Les observations de la Cour  sur les aides au logement privé

1 - Des études notoirement insuffisantes : tant à l'administration centrale du ministère du logement que dans les DDE, « la connaissance du parc privé est diffuse, partielle, empirique et de qualité insuffisante. Cette situation contraste avec la connaissance qu'a le ministère de l'état du parc locatif social. » En ce qui concerne l'habitat privé non locatif, hormis les enquêtes nationales sur le logement, la DGUHC n'a fait réaliser depuis 1994 que trois études sur les copropriétés en difficulté. Aucune étude ou enquête n'a été effectuée sur les demandeurs ou les bénéficiaires de la PAH. L'administration centrale n'a globalement qu'une connaissance très lacunaire du parc à améliorer. Jusqu'à une période très récente l'ANAH n'a pas eu non plus de politique claire en ce qui concerne les études à mener, sauf pour des sujets techniques tels que l'amiante ou le saturnisme. Au niveau local, la connaissance par quelques DDE du profil des bénéficiaires des aides résulte essentiellement d'une initiative spontanée de leur part.

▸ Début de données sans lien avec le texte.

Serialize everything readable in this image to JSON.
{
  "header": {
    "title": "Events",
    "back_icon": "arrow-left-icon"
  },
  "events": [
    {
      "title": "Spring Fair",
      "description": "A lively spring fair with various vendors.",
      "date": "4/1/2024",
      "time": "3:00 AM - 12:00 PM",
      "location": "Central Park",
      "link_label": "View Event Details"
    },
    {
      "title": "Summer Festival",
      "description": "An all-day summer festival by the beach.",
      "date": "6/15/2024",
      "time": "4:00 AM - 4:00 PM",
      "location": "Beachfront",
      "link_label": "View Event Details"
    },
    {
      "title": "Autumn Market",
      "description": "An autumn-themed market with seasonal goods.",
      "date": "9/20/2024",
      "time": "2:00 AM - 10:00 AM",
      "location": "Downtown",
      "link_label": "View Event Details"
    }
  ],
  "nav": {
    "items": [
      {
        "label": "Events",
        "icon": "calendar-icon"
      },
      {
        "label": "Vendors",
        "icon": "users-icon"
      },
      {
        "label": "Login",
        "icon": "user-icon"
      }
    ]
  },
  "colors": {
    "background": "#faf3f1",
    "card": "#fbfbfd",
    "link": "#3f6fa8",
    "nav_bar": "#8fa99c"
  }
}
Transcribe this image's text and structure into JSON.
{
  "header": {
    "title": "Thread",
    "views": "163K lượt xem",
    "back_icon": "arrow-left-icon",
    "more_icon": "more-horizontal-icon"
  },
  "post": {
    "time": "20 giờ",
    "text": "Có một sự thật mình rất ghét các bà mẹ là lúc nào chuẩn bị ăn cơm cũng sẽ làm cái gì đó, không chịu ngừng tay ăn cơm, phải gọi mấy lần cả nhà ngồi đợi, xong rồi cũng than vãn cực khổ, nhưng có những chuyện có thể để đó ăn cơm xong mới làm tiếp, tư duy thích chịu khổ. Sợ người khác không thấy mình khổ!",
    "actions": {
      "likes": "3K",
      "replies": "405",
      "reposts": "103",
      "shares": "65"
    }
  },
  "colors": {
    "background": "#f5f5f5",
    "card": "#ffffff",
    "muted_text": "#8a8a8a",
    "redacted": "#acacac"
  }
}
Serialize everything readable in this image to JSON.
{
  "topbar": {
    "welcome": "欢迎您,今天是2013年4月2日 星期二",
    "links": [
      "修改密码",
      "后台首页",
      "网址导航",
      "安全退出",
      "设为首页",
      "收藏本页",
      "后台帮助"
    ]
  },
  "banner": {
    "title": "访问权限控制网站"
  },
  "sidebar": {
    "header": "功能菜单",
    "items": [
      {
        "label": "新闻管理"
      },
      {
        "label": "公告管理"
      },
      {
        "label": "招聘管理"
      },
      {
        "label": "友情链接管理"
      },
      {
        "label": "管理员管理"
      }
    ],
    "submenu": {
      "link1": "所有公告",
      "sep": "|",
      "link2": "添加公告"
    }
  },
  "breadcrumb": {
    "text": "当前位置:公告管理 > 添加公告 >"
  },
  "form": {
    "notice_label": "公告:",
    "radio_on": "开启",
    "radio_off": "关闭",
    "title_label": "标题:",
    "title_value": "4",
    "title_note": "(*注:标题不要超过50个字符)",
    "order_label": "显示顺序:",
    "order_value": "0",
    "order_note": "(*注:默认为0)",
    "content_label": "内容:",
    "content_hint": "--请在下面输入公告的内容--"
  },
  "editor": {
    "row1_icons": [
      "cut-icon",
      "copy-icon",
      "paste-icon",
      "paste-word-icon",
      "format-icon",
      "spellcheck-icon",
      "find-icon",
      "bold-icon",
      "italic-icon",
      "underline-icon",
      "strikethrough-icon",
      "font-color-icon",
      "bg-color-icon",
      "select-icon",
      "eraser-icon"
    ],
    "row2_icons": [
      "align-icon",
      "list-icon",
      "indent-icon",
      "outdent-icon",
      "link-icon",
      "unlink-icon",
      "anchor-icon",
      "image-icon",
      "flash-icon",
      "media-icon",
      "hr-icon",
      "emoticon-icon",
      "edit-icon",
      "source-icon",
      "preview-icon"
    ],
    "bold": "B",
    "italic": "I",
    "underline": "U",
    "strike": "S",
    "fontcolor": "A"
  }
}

2 - Une appréciation incomplète des attentes en matière d'amélioration des logements . La notion de « confort » telle qu'exploitée par l'INSEE résulte des normes prévues par la loi du 12 juillet 1967 relative à l'amélioration de l'habitat et définies par son décret d'application du 9 novembre 1968. Ces normes minimales de confort, qui datent de plus de trente ans, n'apparaissent donc plus comme des références appropriées pouvant fonder des actions d'amélioration des logements. Les problèmes actuels de l'habitat ancien sont, de fait, sous-estimés. Il en est notamment ainsi des copropriétés dégradées.

3 - Une politique « dépourvue d'objectifs clairs » : Les aides à l'habitat privé, notamment la PAH, ne sont que très marginalement évoquées dans la circulaire de l'Etat, sauf ponctuellement comme les actions contre l'amiante et le plomb mentionnées dans la circulaire pour 1999. La circulaire de l'ANAH comporte entre six et huit priorités qui ne sont pas assorties d'objectifs chiffrés, même indicatifs, à court ou moyen terme. Au surplus, leur rang change presque chaque année.

4 - Un système complexe : une agence sans autonomie, l'instruction des dossiers souffre de plusieurs faiblesses (un système informatique de gestion ancien et peu sécurisé, une analyse souvent sommaire des pièces des dossiers et des travaux à réaliser ; un contrôle insuffisant du respect des contreparties à l'obtention des financements). Le demandeur a parfois des difficultés à s'orienter dans le maquis des aides à l'amélioration des logements. De nombreuses collectivités territoriales et organismes de protection sociale interviennent aujourd'hui en complément ou en alternative des actions de l'Etat.

5 - Les subventions de l'ANAH semblent n'avoir qu'un effet limité sur le marché du logement : leur impact sur les vacances ne paraît pas déterminant, hormis l'effet psychologique induit par la création de la prime à la vacance de 1995 à 1997. L'effet d'aubaine ne paraît pas négligeable pour la PAH comme pour les primes de l'ANAH. Le mécanisme fiscal est donc devenu l'instrument le plus massif et le plus simple d'aide aux propriétaires privés.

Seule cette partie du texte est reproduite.